Intorno ai lumi delle Tuileries la neve ilare turbinava come bianca fuliggine, riddava, simile a sciami di farfalle notturne sul vortice dʼun falò. Le sagome ampie degli edifici incastellavano di bianco la notte invernale; pesanti zattere di nebbia nuotavano su la Senna invisibile; di là, su lʼaltra riva, lunghi rettilinei di globi elettrici assalivano con fatica lʼimmensa remota nuvola. I palazzi di neve, i giardini squallidi, vegliavano la tomba eccelsa del grande Imperatore; lʼArco di Trionfo segnava un limite confuso nella distanza dei Campi Elisei.

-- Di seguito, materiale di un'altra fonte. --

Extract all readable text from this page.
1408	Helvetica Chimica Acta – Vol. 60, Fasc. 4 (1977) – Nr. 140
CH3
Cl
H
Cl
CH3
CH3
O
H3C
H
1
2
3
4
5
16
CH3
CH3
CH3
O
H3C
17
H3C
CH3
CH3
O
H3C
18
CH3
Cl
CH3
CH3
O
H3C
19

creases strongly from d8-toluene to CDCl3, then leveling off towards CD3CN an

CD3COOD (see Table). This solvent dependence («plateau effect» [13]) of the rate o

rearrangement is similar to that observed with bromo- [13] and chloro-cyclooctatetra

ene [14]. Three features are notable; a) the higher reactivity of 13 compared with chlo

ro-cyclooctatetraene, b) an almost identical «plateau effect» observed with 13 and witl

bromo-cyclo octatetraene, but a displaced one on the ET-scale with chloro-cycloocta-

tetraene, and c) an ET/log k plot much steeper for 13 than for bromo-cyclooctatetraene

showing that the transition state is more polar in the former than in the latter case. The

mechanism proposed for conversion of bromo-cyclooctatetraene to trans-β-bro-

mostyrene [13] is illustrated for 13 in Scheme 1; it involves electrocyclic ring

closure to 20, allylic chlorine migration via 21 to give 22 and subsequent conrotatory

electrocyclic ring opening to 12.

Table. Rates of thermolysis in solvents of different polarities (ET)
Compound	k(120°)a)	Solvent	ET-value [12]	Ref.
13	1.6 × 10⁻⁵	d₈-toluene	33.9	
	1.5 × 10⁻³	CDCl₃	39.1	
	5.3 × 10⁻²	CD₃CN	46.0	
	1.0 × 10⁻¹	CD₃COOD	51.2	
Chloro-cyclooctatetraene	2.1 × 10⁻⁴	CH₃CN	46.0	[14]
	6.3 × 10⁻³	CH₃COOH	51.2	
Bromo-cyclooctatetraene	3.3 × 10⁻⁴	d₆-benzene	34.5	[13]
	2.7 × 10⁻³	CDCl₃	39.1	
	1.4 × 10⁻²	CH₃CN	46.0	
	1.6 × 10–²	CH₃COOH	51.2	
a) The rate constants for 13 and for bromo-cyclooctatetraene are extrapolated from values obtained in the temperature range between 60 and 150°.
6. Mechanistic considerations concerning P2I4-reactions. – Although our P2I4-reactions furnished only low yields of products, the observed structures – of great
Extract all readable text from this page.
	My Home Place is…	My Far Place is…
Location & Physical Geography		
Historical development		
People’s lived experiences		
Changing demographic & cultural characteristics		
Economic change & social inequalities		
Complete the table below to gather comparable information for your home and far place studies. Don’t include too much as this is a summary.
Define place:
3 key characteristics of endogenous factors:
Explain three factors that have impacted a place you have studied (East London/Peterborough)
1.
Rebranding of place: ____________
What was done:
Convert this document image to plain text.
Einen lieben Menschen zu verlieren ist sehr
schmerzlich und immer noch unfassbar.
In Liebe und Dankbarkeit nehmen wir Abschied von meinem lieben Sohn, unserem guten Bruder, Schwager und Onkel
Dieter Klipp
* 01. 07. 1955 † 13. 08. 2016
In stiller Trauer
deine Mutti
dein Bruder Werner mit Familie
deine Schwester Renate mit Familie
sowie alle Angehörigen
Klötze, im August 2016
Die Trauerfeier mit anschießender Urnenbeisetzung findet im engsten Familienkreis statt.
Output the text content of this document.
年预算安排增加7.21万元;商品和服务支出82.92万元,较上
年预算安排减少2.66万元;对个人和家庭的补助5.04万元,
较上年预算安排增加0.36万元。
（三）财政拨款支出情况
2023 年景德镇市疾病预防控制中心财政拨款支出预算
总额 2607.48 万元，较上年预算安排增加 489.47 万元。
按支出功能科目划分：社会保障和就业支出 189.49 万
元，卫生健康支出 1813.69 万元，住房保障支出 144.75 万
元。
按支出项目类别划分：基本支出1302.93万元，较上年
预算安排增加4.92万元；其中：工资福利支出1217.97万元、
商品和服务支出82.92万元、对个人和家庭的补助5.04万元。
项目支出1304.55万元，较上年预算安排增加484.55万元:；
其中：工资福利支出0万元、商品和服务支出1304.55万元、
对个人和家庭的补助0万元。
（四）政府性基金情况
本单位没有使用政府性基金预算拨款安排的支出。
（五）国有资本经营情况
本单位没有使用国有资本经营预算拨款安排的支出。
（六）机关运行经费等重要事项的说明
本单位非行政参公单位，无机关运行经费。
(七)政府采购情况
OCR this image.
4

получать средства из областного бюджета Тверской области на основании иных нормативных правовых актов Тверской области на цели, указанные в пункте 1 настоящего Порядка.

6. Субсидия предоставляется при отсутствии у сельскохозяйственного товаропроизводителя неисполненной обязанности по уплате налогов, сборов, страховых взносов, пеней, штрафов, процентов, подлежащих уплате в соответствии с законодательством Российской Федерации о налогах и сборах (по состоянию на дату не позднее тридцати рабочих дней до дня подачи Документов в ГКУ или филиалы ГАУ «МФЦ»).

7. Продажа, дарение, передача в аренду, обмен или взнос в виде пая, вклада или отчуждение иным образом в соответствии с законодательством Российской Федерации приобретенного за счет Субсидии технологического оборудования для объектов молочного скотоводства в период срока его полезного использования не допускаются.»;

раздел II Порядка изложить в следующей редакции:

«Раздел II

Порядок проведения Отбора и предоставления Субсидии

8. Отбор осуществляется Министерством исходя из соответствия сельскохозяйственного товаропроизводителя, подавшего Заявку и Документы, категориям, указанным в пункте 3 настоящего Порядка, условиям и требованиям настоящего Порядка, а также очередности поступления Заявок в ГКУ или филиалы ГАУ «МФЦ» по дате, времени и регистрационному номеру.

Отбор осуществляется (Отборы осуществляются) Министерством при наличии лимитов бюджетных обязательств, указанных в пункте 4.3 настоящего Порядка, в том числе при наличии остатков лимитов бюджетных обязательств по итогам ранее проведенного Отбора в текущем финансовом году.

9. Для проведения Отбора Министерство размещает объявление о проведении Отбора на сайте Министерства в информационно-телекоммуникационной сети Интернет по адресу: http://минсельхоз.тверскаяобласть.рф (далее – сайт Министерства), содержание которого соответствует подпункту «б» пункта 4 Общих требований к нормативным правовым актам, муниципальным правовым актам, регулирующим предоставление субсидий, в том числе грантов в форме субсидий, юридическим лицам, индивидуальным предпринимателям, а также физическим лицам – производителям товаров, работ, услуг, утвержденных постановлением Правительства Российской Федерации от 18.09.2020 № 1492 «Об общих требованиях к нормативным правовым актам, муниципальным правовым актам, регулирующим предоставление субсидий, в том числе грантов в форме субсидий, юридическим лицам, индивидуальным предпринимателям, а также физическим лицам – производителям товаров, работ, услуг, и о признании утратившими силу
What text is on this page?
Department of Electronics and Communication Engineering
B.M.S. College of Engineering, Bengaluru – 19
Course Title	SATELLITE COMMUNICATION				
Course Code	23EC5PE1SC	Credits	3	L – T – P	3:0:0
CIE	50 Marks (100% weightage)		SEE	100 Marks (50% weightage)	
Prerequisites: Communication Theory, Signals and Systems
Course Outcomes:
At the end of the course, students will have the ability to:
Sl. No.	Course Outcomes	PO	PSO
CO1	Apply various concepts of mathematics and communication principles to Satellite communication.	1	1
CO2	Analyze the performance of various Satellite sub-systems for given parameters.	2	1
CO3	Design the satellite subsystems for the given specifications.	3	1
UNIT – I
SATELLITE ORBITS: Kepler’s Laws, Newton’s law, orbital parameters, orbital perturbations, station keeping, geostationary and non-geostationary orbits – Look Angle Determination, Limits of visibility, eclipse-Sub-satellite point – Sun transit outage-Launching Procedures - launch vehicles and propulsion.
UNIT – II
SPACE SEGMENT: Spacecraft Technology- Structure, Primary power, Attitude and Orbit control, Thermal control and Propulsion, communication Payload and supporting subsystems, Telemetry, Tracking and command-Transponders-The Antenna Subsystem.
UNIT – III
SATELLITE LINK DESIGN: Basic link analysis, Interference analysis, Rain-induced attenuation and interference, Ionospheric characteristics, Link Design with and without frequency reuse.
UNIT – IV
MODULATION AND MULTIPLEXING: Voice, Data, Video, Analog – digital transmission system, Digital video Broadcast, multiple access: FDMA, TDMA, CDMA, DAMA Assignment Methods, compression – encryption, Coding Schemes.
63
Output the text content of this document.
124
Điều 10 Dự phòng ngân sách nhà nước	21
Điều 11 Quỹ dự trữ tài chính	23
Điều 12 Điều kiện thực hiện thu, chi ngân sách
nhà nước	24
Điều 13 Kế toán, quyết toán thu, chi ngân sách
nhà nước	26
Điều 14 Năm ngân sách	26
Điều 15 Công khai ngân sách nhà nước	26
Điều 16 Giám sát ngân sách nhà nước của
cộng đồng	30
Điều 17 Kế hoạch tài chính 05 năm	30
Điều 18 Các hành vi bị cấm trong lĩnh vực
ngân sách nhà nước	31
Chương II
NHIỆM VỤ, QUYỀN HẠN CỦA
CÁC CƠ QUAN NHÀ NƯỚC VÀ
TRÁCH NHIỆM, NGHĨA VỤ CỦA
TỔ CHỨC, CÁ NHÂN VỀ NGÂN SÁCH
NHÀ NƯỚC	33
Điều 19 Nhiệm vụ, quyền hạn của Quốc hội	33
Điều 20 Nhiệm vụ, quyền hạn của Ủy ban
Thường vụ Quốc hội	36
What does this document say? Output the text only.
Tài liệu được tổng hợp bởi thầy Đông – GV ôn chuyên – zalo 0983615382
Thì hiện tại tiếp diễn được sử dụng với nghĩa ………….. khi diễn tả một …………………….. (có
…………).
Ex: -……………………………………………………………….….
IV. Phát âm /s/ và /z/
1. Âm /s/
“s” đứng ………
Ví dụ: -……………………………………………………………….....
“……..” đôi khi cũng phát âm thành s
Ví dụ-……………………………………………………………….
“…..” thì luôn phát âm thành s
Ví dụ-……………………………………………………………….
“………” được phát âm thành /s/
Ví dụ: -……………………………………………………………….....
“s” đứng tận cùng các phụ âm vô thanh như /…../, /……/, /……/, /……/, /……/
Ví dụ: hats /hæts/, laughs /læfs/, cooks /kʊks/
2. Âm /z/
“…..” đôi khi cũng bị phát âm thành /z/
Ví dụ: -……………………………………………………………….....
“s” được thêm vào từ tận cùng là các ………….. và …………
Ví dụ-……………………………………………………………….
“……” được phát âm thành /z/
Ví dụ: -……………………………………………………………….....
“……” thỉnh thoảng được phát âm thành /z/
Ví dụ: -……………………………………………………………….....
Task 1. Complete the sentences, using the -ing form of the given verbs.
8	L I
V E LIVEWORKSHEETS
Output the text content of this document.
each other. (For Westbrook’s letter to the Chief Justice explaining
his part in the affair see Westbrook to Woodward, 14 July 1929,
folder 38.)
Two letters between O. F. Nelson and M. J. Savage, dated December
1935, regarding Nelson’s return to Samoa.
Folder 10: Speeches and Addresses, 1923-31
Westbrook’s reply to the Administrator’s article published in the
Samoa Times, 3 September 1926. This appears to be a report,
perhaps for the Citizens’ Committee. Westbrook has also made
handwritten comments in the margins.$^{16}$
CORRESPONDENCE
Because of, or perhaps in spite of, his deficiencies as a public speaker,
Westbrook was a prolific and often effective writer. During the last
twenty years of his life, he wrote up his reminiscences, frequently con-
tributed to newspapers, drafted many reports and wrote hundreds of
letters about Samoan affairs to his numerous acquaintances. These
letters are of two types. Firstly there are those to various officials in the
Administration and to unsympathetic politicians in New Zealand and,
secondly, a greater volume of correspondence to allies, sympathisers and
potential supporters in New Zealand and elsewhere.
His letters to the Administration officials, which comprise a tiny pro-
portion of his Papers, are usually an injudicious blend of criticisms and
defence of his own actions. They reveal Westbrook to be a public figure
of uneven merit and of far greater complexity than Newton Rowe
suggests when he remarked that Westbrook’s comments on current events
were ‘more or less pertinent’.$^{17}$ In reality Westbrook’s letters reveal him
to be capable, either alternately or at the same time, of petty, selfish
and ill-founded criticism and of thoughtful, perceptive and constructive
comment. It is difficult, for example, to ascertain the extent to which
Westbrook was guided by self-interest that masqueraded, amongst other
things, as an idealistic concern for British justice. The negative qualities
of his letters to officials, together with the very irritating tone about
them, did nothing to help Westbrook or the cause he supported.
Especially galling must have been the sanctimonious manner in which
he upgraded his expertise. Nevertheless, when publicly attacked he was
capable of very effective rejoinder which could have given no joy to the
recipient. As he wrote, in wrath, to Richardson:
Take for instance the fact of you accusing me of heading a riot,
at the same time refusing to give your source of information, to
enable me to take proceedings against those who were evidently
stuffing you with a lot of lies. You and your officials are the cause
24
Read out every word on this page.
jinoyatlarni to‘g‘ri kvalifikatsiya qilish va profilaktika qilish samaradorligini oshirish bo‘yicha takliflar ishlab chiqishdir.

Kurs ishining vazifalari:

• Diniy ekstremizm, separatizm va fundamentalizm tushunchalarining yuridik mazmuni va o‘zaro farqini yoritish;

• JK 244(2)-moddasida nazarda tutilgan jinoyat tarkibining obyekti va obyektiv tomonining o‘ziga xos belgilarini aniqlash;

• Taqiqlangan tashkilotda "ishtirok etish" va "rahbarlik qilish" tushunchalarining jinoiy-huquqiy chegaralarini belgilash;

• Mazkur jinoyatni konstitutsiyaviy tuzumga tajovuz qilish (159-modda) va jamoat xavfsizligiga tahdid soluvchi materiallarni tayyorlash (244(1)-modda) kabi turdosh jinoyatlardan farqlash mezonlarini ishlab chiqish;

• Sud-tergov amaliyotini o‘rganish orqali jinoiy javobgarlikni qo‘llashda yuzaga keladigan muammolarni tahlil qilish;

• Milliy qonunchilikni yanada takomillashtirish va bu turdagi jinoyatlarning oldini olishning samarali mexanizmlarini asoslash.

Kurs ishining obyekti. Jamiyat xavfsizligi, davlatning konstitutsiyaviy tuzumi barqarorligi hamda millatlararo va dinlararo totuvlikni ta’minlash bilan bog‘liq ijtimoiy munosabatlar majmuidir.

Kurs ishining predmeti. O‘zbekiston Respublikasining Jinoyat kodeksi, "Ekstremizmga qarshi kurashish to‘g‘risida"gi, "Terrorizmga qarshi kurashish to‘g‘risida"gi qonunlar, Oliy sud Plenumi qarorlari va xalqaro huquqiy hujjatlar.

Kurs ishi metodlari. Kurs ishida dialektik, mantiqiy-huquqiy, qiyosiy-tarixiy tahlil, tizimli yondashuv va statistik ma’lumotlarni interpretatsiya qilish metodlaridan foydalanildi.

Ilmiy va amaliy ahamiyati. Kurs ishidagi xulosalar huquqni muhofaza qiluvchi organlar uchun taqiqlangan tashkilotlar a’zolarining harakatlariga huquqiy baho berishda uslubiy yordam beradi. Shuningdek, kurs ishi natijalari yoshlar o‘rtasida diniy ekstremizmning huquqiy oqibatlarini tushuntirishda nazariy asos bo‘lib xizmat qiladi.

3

—Je crois que nous sommes fous, monsieur Laire! A onze heures du soir, au mois de Janvier, faire une promenade au Bois... Quelle idée, nʼest–ce pas, monsieur Laire?

La tepidezza dellʼaria interna faceva nascere sui vetri una specie di sottile smeriglio, tutto a fiori di ghiaccio e tortuosi rivoli di gocciole, che si fermavano assiderate.

—Est–ce que vous habitez Paris, monsieur Laire?

—Presque jamais.

—Etes–vous français?

—Ma mère était française, moi... je ne suis plus rien.

Lʼaria che respiravano era già piena del profumo di Bluette.